Well, as it turns out, the pesticides bought from Oberon were watered down, to the point where farmers had to spray them 10-12 times more than the intended amount, increasing their already crippling expenses and leaving them with a combined damage of up to $650 million in crops.

So why use the pesticides at all, you may be wondering? Well, because of the Green Revolution, the most common crops basically lost their ability to survive without pesticides. And now that the traditional pesticides are becoming ineffective, crops have to be doused over and over again, increasing the exposure faced by farmers and harming the harvest with chemicals that are ingested by humans.

When crops yields are less than expected, farmers cannot pay back loans, which then accrue interest and accumulate until they become unmanageable.

farmers.jpgPunjabi Farmers
Image: CGIAR Climate

It is this crushing debt and constant exposure to toxins that many think cause the suicides. 

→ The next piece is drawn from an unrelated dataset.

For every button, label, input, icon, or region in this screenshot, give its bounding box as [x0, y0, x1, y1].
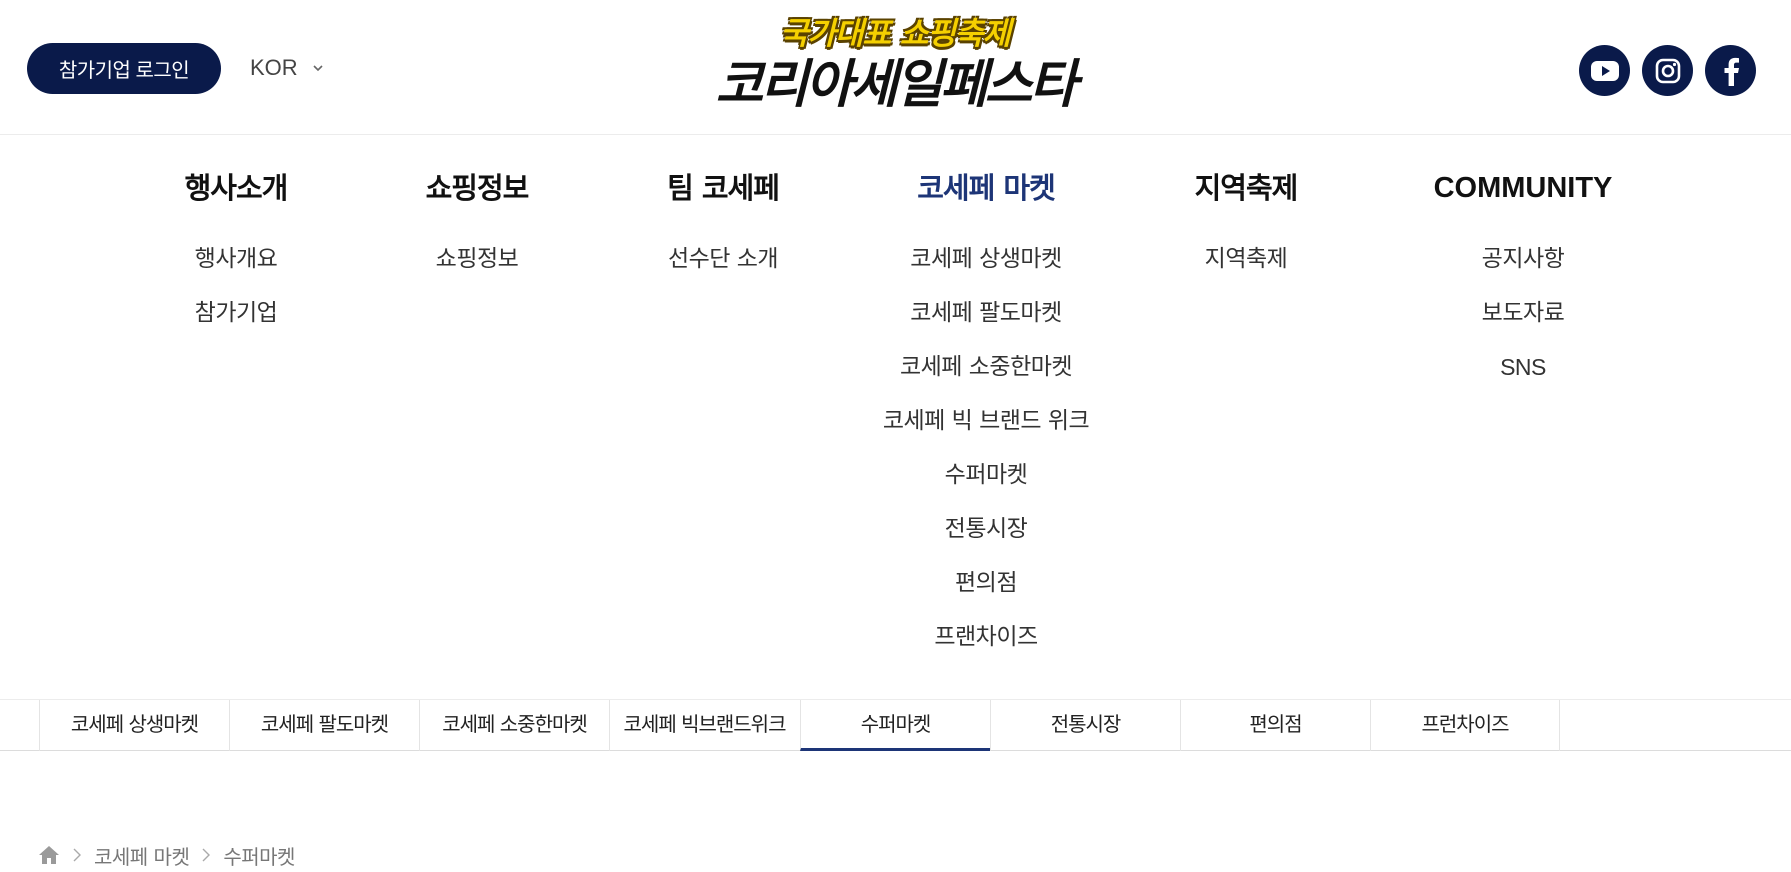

To make matters worse, they are often unable to turn to their government for help.

Punjabi Farmer.jpgImage: CGIAR Climate

While the western world, and other developing countries are recognizing the importance of supporting their farmers with campaigns such as #StartsWithFarmers, India and Punjab are not even in the picture of this progressive shift. Punjab’s unemployment rate is a staggering 58%, and 34% of the marginal farmers of Punjab live below the poverty line, yet no substantial steps have been taken by the administration--nothing that has made a long-lasting impact, anyways.

Although inter-community organizations are set up by Punjabis in the diaspora to help these families, Punjabis and Punjabi Sikhs are still a minority in India, meaning this issue has generally gone overlooked. These injustices in Punjab need to stop. Farmers deserve access the modern tools that are safe and can lead to prosperity. Farmers deserve justice.